LSTM 的简化版，只有两个门（重置门、更新门），参数更少，性能接近 LSTM。

python

# GRU 和 LSTM 接口几乎一样
gru = nn.GRU(input_size=128, hidden_size=256, num_layers=2, batch_first=True)

4. RNN 的局限

顺序处理，无法利用 GPU 并行计算
长序列仍有信息衰减问题
Transformer 已在 NLP 领域基本取代 RNN

了解 RNN/LSTM 的思想有助于理解"为什么 Transformer 是革命性的"，但现代 AI 应用开发中直接使用的场景已较少。

四、Transformer 架构

这是最重要的部分。 Transformer 是 GPT、BERT、LLaMA、Claude 等所有现代大模型的技术基础。

1. 为什么 Transformer 是革命性的

2017 年 Google 论文《Attention is All You Need》提出 Transformer，彻底改变了 NLP。

对比项	RNN/LSTM	Transformer
计算方式	顺序处理	并行计算
长距离依赖	随距离衰减	任意位置距离为1
训练速度	慢（无法并行）	快（全并行）
可扩展性	有限	越大越强（Scaling Law）

2. Self-Attention（自注意力机制）

核心思想：计算序列中每个位置对所有其他位置的关注程度，动态加权组合信息。

直观理解：处理句子 "The animal didn't cross the street because it was too tired" 时，Self-Attention 处理到 "it" 时会关注到 "animal"，理解 "it" 指代的是动物。

计算步骤

Step 1：线性变换 — 将输入映射为 Query、Key、Value 三个向量

Q = X · W_Q    (Query：我在找什么)
K = X · W_K    (Key：我能提供什么)
V = X · W_V    (Value：我的实际内容)

Step 2：计算注意力分数 — Query 与 Key 的相似度

$$\text{Score} = \frac{Q \cdot K^T}{\sqrt{d_k}}$$

除以 $\sqrt{d_k}$ 是为了防止点积过大导致 Softmax 梯度消失。

Step 3：Softmax 归一化 — 得到注意力权重

$$\text{Attention_weights} = \text{softmax}(\text{Score})$$

Step 4：加权求和 — 用权重组合 Value

$$\text{Output} = \text{Attention_weights} \cdot V$$

完整公式：

$$\text{Attention}(Q, K, V) = \text{softmax}\left(\frac{QK^T}{\sqrt{d_k}}\right)V$$

python

import torch
import torch.nn.functional as F
import math

def scaled_dot_product_attention(Q, K, V, mask=None):
    """缩放点积注意力"""
    d_k = Q.size(-1)
    # (batch, heads, seq_len, d_k) @ (batch, heads, d_k, seq_len)
    scores = torch.matmul(Q, K.transpose(-2, -1)) / math.sqrt(d_k)

    if mask is not None:
        scores = scores.masked_fill(mask == 0, float('-inf'))
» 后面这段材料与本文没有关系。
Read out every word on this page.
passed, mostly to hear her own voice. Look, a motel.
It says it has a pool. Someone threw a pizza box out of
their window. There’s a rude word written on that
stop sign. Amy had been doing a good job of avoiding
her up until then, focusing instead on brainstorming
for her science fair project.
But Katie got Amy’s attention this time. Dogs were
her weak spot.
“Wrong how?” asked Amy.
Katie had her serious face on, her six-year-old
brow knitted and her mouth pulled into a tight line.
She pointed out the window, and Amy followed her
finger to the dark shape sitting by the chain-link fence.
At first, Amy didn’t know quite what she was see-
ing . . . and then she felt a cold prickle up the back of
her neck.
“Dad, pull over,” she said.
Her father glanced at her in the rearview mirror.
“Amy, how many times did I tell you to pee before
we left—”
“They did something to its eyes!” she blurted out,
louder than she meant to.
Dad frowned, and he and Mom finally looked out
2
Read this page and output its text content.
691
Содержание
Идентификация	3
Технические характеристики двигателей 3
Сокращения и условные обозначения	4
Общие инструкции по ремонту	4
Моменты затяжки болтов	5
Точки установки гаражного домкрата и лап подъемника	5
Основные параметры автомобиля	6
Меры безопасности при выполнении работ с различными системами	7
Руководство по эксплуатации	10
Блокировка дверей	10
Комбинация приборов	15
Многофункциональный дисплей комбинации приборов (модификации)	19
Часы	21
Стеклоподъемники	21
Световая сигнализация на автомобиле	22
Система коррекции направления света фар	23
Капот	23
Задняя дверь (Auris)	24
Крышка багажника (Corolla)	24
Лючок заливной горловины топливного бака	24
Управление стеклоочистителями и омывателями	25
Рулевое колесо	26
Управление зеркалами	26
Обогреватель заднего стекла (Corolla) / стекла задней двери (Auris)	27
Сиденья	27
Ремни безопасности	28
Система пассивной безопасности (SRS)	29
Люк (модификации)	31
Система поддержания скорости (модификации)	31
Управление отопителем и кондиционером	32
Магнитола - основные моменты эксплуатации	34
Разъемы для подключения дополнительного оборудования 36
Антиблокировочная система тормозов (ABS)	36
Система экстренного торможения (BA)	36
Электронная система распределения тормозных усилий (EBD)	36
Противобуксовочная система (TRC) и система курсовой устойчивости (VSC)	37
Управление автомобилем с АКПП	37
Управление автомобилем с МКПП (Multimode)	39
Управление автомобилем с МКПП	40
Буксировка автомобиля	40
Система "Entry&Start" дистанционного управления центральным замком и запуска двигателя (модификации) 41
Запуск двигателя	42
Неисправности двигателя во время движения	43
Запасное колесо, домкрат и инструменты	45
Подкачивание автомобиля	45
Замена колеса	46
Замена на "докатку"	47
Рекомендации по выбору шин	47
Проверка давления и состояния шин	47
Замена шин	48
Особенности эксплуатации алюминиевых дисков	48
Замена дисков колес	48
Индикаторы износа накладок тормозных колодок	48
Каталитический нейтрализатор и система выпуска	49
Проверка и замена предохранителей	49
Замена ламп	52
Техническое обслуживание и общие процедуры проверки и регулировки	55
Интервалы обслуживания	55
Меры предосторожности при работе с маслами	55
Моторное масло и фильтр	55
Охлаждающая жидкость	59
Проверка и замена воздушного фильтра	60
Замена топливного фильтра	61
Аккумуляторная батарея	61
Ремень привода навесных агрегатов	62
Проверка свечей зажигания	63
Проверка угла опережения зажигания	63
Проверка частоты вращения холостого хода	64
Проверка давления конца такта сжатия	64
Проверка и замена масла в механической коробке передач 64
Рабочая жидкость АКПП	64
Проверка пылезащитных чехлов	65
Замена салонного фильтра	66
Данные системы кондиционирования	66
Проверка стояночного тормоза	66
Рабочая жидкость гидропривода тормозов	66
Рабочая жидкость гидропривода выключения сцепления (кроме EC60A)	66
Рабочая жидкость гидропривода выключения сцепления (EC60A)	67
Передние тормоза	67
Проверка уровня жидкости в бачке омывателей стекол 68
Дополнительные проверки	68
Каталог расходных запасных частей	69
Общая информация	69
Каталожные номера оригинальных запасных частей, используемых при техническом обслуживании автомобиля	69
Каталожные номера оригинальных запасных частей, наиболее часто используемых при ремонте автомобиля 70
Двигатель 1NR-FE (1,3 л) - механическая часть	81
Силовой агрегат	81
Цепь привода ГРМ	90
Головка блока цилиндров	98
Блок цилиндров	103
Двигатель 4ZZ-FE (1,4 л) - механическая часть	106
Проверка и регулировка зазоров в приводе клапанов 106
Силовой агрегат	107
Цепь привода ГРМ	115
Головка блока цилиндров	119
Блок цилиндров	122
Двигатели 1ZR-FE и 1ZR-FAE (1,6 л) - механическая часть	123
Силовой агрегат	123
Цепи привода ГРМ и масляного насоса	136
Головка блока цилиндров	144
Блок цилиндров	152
    attention_weights = F.softmax(scores, dim=-1)
    output = torch.matmul(attention_weights, V)
    return output, attention_weights

# 示例
batch_size, seq_len, d_model = 2, 10, 64
Q = torch.randn(batch_size, seq_len, d_model)
K = torch.randn(batch_size, seq_len, d_model)
V = torch.randn(batch_size, seq_len, d_model)

output, weights = scaled_dot_product_attention(Q, K, V)
print(f"输出: {output.shape}")           # (2, 10, 64)
print(f"注意力权重: {weights.shape}")     # (2, 10, 10)

3. Multi-Head Attention（多头注意力）

使用多个注意力头并行计算，每个头关注不同的特征子空间（如语法关系、语义指代、位置关系等）。

python

class MultiHeadAttention(nn.Module):
    def __init__(self, d_model, num_heads):
        super().__init__()
        assert d_model % num_heads == 0

        self.d_model = d_model
        self.num_heads = num_heads
        self.d_k = d_model // num_heads

        self.W_q = nn.Linear(d_model, d_model)
        self.W_k = nn.Linear(d_model, d_model)
        self.W_v = nn.Linear(d_model, d_model)
        self.W_o = nn.Linear(d_model, d_model)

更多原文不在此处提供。